Tra i due ragazzi si instaura, da subito, un confronto dialettico serrato, mai banale, in pieno stile Nothomb. È un rapporto che cresce, dai contorni sempre più incerti. Chi è l’insegnante e chi l’allievo?
Con il consueto ritmo incalzante, tra impreviste entrate in scena e discese negli inferi della psiche, si arriva al gran finale. Un coup de théâtre? Direi di no, ma è coerente con il fluire degli eventi. Immagino, quindi, che tanti lettori, come me, ne intuiranno l’esito già a metà dell’opera. Questo non toglie nulla al libro. Stile tranchant, a tratti disturbante, sprezzante ironia. Riflessioni sulla giovinezza, sull’amore per i libri, sui rapporti talvolta angusti con i genitori. Tanta sostanza condensata in sole 114 pagine. Lo divorerete in poche ore!
Pillola di acidità: era necessario inserire un commento poco carino nei confronti della già bistrattata Napoli? (Pag. 3) O forse solo in questa città si stendono disordinatamente gli indumenti ai balconi?!
In pieno stile Nothomb
“A tratti, in effetti, si riconoscono i trucchi usati per catturare l’attenzione degli ascoltatori. Per esempio il ritmo delle sequenze. Ogni avventura dura un certo numero di versi, il tempo giusto per portare l’azione al culmine. Dopodiché la tensione cala. Il pubblico può andare al cesso”. (Pag. 40)
Note sull’autrice
Autrice prolifica e pluripremiata, nasce nel piccolo comune belga di Etterbeek nel 1966. La carriera diplomatica del padre le offre la possibilità di vivere in diversi paesi. Trascorre la sua infanzia in Giappone, per poi trasferirsi in Cina. L’abbandono del Sol Levante fu molto traumatico, così come emerge da uno dei suoi libri di maggior successo “Stupore e Tremori” (“Quitter le Japon fut pour moi un arrachement) . Soggiornò successivamente a New York dove si appassionò alla danza classica, che praticò per un breve periodo. Durante l’adolescenza visse in Bangladesh. Furono anni molto difficili, caratterizzati da gravi disturbi alimentari che la condussero all’anoressia. Come dichiara lei stessa, tra i 15 ed i 17 anni smise di mangiare, per nutrirsi quasi esclusivamente di libri.
A 17 anni arriva in Belgio e si stabilisce a Bruxelles con la famiglia. Nella capitale diceva di sentirsi “aussi étrange qu’étrangère” (tanto straniata quanto straniera). Si laurea in Filologia, senza riuscire ad integrarsi con i compagni di facoltà.
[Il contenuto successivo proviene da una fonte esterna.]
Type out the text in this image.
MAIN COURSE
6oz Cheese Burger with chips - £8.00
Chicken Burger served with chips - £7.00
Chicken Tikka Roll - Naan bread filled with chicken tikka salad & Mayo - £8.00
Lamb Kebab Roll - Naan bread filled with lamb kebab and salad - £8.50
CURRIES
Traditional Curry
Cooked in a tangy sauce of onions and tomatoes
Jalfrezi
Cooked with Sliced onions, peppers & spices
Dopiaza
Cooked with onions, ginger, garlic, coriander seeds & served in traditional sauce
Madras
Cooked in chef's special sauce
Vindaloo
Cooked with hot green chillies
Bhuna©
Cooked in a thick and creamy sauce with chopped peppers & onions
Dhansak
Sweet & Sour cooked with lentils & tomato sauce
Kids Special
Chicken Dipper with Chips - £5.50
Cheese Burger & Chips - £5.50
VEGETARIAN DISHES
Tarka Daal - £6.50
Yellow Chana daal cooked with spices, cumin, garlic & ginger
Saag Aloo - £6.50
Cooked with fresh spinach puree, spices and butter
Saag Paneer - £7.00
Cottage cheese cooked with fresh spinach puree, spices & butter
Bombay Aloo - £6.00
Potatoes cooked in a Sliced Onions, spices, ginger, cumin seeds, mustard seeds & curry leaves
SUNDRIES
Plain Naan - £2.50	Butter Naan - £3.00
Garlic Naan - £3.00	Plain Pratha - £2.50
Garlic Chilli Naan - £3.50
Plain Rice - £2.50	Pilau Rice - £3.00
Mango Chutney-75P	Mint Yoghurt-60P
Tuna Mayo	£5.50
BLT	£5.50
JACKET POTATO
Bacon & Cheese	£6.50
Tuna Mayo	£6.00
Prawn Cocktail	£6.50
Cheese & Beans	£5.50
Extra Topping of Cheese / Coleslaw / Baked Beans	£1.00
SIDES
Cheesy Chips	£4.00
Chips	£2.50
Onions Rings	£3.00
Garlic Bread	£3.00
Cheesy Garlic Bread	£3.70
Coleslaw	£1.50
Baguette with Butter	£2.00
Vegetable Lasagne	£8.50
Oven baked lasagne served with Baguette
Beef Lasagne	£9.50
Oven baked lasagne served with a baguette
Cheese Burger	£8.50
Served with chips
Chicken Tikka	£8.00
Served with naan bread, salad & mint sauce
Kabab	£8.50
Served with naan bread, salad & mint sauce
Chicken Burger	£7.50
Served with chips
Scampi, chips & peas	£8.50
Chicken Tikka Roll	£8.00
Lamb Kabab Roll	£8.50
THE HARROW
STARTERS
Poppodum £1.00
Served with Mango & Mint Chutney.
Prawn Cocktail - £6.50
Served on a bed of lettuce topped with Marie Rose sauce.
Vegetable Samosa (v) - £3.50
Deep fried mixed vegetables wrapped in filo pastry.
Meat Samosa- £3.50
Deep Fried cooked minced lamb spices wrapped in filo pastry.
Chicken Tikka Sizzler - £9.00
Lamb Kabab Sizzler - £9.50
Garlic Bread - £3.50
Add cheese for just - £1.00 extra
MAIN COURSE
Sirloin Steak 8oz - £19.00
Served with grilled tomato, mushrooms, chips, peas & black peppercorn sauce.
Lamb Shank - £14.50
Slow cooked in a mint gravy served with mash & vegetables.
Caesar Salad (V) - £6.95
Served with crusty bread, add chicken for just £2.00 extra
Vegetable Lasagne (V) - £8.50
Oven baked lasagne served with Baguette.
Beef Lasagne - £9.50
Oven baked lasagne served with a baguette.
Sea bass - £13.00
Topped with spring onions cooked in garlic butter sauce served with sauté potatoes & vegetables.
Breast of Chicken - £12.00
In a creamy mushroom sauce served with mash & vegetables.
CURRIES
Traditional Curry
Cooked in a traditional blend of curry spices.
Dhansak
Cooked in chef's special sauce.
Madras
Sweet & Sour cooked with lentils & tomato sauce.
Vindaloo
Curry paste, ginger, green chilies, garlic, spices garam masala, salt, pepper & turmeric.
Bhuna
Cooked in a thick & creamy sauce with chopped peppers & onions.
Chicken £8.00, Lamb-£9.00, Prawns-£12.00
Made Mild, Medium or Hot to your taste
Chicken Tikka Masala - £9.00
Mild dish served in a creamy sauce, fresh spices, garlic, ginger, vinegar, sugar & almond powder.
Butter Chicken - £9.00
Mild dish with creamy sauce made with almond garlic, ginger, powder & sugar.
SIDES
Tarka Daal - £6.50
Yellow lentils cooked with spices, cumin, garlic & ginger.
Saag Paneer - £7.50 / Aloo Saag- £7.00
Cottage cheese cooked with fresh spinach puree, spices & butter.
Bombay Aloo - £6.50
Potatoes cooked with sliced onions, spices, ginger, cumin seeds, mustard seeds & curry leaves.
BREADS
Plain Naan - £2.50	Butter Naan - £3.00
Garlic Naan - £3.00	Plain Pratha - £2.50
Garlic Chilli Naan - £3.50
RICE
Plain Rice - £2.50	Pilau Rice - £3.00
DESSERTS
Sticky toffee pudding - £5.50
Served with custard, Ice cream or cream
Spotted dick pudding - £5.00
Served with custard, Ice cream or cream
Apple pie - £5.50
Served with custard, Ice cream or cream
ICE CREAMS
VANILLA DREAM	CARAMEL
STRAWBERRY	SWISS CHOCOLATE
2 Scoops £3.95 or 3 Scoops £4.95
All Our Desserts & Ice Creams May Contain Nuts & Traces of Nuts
Successivamente torna in Giappone dove affronta una traumatica esperienza lavorativa. Assunta, infatti, come traduttrice, si trova a fare la guardiana dei servizi igienici. Nel 1992 rientra in Belgio e pubblica Igiene dell’assassino, all’origine del suo enorme successo letterario. Attualmente vive tra Parigi e Bruxelles.
In gran parte autobiografici, i suoi romanzi hanno ricevuto diversi riconoscimenti in Europa. Scrive quattro ore al giorno e pubblica un libro all’anno. In Italia collabora da sempre con la casa editrice Voland.